Utilise Both Quantitative and Qualitative Measurements Employ Standard Financial Metrics: Organisations can use traditional metrics like Internal Rate of Return (IRR), payback periods, and cost savings to quantify the financial returns of environmental projects, such as energy efficiency improvements or waste reduction initiatives.
Incorporate Non-Financial Analysis: Ipsos says organisations must recognise that not all ESG benefits are easily quantifiable. Factors like corporate reputation, customer loyalty, employee engagement, and risk mitigation play significant roles in long-term value creation. Customise and then utilise reputation measurement programs, engagement surveys, as well as qualitative assessments to capture these less obviously tangible benefits.

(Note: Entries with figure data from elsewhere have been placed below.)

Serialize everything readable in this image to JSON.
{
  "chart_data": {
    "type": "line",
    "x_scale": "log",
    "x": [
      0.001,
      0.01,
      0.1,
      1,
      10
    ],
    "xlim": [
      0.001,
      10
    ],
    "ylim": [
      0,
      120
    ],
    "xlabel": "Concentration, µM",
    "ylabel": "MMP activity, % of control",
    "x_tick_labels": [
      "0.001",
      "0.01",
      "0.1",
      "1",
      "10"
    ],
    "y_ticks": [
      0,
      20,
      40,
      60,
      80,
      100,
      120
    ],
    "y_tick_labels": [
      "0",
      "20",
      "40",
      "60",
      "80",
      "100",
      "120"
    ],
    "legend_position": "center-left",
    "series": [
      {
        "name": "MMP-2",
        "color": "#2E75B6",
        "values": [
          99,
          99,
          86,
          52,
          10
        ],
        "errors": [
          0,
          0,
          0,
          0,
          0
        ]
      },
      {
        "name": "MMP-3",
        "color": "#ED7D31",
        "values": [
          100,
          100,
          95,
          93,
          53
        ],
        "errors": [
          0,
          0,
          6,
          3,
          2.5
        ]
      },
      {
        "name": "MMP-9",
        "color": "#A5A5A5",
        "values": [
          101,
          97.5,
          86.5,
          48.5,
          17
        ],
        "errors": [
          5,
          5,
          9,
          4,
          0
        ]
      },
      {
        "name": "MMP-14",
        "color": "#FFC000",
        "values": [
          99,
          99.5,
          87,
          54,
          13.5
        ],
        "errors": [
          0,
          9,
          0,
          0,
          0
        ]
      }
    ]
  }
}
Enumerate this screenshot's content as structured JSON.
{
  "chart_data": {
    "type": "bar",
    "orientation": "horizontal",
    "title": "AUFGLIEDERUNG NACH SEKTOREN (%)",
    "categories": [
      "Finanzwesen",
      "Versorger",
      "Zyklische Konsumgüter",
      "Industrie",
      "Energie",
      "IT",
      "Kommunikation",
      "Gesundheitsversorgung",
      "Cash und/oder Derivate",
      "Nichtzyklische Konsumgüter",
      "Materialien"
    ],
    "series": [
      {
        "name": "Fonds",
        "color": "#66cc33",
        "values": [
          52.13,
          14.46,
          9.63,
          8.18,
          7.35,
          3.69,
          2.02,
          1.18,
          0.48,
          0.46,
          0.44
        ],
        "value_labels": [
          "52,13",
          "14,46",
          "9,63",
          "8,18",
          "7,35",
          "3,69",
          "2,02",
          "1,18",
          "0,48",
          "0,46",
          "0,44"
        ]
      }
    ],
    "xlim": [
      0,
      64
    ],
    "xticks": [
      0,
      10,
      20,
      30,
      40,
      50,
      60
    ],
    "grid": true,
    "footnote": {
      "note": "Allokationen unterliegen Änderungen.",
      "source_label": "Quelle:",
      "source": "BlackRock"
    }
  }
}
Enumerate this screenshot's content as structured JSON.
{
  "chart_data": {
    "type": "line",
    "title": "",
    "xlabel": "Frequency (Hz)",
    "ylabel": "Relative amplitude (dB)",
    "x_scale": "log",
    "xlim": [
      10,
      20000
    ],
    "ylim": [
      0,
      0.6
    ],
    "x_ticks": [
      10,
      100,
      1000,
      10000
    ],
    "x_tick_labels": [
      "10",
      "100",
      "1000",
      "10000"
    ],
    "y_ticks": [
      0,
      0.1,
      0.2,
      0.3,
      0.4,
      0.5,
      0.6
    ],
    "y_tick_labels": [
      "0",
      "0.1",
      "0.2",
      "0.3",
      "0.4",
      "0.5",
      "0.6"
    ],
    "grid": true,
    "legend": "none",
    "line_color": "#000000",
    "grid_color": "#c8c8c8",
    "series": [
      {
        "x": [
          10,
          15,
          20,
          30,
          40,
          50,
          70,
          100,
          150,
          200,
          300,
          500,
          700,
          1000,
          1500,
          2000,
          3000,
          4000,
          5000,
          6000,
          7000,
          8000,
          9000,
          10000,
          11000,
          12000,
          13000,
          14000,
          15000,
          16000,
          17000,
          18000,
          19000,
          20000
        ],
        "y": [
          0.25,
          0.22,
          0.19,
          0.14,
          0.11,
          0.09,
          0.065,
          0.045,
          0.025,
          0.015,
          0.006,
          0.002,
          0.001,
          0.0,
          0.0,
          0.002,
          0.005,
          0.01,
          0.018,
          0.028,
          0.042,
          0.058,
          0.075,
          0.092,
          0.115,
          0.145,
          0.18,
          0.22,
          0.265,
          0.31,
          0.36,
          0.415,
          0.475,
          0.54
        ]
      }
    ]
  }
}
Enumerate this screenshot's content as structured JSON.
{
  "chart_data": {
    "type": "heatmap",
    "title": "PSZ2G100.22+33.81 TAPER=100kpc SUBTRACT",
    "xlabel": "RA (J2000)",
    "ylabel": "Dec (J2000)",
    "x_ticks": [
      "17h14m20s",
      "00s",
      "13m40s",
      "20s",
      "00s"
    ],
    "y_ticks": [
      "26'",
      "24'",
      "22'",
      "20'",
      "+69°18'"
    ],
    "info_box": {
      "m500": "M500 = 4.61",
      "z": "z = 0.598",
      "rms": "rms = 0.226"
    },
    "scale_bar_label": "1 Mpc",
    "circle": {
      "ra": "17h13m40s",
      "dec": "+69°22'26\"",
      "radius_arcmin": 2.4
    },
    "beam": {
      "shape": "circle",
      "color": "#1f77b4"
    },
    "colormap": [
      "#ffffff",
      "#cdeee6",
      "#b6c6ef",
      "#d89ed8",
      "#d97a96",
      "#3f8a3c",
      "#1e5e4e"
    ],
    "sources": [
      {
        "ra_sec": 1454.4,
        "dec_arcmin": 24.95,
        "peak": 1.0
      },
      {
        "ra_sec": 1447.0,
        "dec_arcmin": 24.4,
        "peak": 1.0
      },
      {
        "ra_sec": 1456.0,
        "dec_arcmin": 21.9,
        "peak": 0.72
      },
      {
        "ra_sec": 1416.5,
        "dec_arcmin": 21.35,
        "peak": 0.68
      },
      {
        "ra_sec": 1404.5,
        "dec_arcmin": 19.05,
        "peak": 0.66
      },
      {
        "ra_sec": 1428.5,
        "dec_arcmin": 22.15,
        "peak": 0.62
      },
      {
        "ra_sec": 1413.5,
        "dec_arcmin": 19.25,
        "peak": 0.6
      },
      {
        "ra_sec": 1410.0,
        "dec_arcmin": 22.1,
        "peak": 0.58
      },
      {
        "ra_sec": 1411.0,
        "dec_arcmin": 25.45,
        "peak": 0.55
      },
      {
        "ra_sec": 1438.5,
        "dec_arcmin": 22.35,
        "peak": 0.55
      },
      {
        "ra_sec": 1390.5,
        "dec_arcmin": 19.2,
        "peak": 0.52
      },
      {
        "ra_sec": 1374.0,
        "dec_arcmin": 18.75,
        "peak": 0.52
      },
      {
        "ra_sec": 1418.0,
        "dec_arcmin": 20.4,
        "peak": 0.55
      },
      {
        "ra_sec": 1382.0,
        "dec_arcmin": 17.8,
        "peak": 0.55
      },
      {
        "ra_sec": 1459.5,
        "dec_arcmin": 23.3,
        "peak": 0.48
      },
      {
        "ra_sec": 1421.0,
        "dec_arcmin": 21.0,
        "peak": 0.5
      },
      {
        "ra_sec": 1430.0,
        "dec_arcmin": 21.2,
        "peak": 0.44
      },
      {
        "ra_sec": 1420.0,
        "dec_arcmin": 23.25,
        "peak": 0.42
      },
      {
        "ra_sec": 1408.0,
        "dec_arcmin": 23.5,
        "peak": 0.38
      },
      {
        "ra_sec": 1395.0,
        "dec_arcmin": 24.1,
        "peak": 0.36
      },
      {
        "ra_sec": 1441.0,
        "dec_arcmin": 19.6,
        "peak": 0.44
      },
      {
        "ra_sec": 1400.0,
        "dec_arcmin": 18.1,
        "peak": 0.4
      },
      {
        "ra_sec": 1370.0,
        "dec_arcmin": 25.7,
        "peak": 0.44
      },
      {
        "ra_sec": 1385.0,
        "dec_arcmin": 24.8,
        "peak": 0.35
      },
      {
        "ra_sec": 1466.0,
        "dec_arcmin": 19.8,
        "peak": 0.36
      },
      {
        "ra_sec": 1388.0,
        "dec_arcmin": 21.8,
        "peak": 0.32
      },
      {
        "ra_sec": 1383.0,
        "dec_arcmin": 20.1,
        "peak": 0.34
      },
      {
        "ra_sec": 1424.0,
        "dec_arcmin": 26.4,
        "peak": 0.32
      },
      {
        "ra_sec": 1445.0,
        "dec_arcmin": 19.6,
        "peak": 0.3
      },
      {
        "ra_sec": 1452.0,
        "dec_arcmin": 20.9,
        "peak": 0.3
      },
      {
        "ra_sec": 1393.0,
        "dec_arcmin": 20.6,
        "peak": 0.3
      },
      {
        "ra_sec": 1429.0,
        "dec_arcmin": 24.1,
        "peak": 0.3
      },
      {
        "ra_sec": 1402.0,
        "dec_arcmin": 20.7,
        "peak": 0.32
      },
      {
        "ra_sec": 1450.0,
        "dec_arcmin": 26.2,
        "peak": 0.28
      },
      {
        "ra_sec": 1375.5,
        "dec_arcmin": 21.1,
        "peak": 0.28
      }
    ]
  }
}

Leverage External Frameworks and Standards Adopt Recognised Reporting Standards: Implement existing frameworks such as the Global Reporting Initiative (GRI), Sustainability Accounting Standards Board (SASB), or the Task Force on Climate-related Financial Disclosures (TCFD) to structure ESG reporting. While ESG reporting standards continue to evolve and vary widely across markets, they do provide commonalities and improve the comparability and credibility of the data being collected, and therefore, ROI processes.
Communicate the Business Value Internally and Externally Educate Internal Stakeholders: Ipsos recommends that organisations conduct ongoing education initiatives within the business to shift the perception of ESG from a cost centre to a value generator. Highlight success stories where ESG initiatives have led to cost savings, revenue generation, or risk reduction.
Engage with External Stakeholders: Solicit feedback from customers, investors, and community members about ESG efforts. Continually build the evidence base and organisational understanding how sustainability influences purchasing decisions or investor confidence.
Embrace a Long-Term Perspective Focus on Long-Term Value Creation: Ipsos says companies must acknowledge that some ESG investments may not yield immediate financial returns but are essential for long-term business resilience and competitiveness. Investing in areas like employee well-being, community development, or sustainable supply chains may have delayed but substantial payoffs.
Anticipate Regulatory and Market Trends: Stay ahead of evolving regulations and market expectations regarding ESG performance. Early adoption can provide first-mover advantages, such as securing access to limited resources or strengthening of corporate reputation.
By integrating ESG considerations into financial decision-making, leveraging established frameworks, communicating value, and focusing on long-term outcomes, Ipsos believes companies can more effectively assess and enhance the returns on their ESG initiatives.